Bias is everywhere, and as scientists we must protect ourselves from it at every turn. One area that is particularly prone to the influence of bias is data analysis.

As humans we see patterns everywhere, even when they are not even there! As scientists, there is the added pressure–conscious or not–that we should find a result and if at all possible it should fit our pre-conceptions. One situation where our bias to see patterns and our desire to find results can lead to false conclusions is when we split data into groups based on arbitrary thresholds.

### We are fooled by regression to the mean

As described by Motulsky in his book `Intuitive Biostatistics: A nonmathematical guide to statistical thinking`

, when we take repeated measures, the more extreme the value is on the first measurement, the more likely it is to be closer to the average on the second measure. Unfortunately, because repeated measures tend to regress to the mean, it is relatively simply to *create* an effect when there is none.

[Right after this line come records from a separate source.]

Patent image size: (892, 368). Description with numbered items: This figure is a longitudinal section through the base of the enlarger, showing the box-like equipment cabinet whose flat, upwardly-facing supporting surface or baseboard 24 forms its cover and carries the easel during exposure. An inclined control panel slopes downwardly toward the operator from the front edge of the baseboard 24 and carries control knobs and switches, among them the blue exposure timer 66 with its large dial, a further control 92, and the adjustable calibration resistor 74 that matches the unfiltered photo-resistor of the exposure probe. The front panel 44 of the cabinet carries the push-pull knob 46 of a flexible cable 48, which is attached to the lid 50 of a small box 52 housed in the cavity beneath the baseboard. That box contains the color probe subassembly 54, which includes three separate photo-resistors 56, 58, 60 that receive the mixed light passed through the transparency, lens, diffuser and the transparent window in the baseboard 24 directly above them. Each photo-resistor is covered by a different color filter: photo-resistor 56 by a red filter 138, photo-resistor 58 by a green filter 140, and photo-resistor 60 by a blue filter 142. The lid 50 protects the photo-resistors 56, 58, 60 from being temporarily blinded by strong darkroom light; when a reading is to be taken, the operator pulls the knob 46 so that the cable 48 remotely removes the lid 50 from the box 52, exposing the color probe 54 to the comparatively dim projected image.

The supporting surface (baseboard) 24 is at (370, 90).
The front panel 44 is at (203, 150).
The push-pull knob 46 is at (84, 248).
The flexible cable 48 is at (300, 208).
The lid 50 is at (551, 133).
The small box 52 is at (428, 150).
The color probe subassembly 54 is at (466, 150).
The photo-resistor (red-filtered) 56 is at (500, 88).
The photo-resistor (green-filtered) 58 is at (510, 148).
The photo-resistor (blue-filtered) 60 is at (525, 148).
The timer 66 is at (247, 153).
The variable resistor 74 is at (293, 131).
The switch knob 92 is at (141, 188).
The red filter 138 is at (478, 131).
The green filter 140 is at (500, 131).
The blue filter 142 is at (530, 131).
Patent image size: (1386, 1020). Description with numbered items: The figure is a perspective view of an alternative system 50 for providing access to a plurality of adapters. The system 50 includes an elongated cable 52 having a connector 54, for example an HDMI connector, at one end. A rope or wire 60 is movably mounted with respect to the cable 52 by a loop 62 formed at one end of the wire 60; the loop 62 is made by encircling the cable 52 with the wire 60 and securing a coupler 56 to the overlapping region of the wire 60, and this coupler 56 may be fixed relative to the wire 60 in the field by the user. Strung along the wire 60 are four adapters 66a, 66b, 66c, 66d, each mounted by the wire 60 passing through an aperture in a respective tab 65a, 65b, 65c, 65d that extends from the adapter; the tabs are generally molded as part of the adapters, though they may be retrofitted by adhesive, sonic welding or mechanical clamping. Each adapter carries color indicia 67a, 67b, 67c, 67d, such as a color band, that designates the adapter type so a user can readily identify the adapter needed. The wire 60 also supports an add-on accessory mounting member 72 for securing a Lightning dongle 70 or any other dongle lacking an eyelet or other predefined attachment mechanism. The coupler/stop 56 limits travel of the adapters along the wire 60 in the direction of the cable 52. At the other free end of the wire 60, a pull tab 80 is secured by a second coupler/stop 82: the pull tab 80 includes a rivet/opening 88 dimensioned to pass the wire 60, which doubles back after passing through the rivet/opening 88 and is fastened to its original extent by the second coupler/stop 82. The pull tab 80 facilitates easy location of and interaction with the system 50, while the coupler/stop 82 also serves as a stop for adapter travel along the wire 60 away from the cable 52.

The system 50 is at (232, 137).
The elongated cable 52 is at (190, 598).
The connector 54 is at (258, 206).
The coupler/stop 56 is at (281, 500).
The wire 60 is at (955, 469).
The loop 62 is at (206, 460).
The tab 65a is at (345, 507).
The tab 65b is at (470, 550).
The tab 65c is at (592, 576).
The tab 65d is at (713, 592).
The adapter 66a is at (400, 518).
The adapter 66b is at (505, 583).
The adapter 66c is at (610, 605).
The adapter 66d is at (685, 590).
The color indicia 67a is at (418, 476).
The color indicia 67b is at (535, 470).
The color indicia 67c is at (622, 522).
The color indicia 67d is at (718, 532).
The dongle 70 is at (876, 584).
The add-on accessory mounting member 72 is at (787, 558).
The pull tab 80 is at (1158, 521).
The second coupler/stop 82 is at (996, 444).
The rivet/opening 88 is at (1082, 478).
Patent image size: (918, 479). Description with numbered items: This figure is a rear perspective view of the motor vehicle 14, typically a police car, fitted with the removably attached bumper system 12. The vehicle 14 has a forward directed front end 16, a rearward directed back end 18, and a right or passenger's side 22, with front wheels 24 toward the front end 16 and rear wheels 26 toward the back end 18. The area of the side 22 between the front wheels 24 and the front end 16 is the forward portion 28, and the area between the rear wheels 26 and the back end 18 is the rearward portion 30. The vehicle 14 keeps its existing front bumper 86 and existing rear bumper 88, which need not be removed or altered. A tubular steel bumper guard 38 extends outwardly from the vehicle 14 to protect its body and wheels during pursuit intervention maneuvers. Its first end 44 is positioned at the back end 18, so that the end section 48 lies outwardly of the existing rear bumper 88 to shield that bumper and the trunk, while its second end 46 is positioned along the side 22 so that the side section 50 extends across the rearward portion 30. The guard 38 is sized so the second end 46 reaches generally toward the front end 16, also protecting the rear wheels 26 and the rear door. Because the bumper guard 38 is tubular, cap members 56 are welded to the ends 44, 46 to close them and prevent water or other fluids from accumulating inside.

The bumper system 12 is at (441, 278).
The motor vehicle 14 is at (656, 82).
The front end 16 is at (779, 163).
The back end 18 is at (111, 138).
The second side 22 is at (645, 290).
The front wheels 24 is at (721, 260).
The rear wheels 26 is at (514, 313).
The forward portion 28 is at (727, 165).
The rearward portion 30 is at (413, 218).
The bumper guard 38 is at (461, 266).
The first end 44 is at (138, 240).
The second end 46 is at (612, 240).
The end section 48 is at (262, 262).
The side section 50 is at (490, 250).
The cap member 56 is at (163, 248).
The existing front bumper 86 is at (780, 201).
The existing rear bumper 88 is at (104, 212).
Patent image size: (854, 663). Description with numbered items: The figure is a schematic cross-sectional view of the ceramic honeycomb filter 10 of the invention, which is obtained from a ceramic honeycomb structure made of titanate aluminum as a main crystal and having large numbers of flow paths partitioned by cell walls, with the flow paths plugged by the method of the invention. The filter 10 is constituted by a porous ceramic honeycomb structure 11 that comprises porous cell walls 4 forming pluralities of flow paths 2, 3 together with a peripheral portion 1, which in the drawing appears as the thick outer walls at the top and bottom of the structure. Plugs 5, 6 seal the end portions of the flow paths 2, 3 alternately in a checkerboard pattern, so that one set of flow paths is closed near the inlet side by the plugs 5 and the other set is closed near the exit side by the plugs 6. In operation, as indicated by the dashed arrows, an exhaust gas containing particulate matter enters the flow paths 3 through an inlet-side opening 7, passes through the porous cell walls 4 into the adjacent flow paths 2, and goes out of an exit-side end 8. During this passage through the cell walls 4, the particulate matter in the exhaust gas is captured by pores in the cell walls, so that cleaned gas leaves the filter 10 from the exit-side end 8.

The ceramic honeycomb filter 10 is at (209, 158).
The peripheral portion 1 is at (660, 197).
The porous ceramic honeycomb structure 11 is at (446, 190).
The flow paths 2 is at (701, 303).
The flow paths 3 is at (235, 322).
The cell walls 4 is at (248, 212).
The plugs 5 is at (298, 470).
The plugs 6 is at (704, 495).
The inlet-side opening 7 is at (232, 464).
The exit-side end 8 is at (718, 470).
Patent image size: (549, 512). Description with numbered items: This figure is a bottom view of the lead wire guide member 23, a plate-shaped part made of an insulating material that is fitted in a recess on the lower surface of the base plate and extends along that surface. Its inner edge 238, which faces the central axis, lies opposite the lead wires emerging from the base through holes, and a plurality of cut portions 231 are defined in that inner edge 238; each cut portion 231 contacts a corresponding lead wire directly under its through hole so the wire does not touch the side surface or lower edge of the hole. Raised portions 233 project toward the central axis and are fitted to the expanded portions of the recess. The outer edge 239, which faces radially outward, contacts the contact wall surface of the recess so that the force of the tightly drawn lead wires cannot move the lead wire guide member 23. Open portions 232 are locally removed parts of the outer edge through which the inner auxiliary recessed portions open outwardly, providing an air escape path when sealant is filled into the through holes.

The figure below plots pre- (red) and post- (blue) test data from a simulated study looking at the effect of eating chocolate everyday for a month on a person’s elbow flexion strength.

As you might suspect, eating chocolate had no effect on strength (would be great if it did!).

However, because I had a strong suspicion that chocolate would impact strength, I decided to dig deeper into the data. Looking more closely, I note that weaker individuals seems to have improved their strength over the month of chocolate eating, whereas those who were already quite strong seem to have gotten weaker. That is very interesting! Maybe chocolate does have an effect after all, but my initial analysis missed it because I pooled the strong people with the weak people.

The figure below now plots the data based on initial strength. As you can see on the left, people who were weaker at the start of the study tended to get stronger with chocolate. Even more convincing, the right subplot shows that people who are strong get weaker if they eat chocolate for a month. Wow! That is an amazing finding. I should start drafting my manuscript right away!

But wait! The simulated data I created for this example were randomly sampled from a normal distribution. How can such a potent effect be due to chance?

The answer is that the supposed effect simply reflects regression to the mean. By arbitrarily splitting the data into a strong group and a weak group, we created a perfect example of regression to the mean. A key point is that the data were divided *after* looking at the main result. My personal bias to see patterns where there are none, and my overwhelming desire to see an effect of chocolate on strength led me to fabricate an effect.

### Summary

Care must be taken when analysing data. Splitting data into two groups, or tertiles, or quartiles to reveal what seems like a *clear pattern* can lead to false findings. Post-hoc decisions such as these are problematic; researchers will never admit that these arbitrary decisions were made after looking at the results and trying various groupings. Thus, as a reader or reviewer of research papers, be suspicious of data that are grouped on what seems like an arbitrary criterion.

### Reference

Motulsky H. Intuitive biostatistics: a nonmathematical guide to statistical thinking. 3rd ed. (2014). Oxford University Press.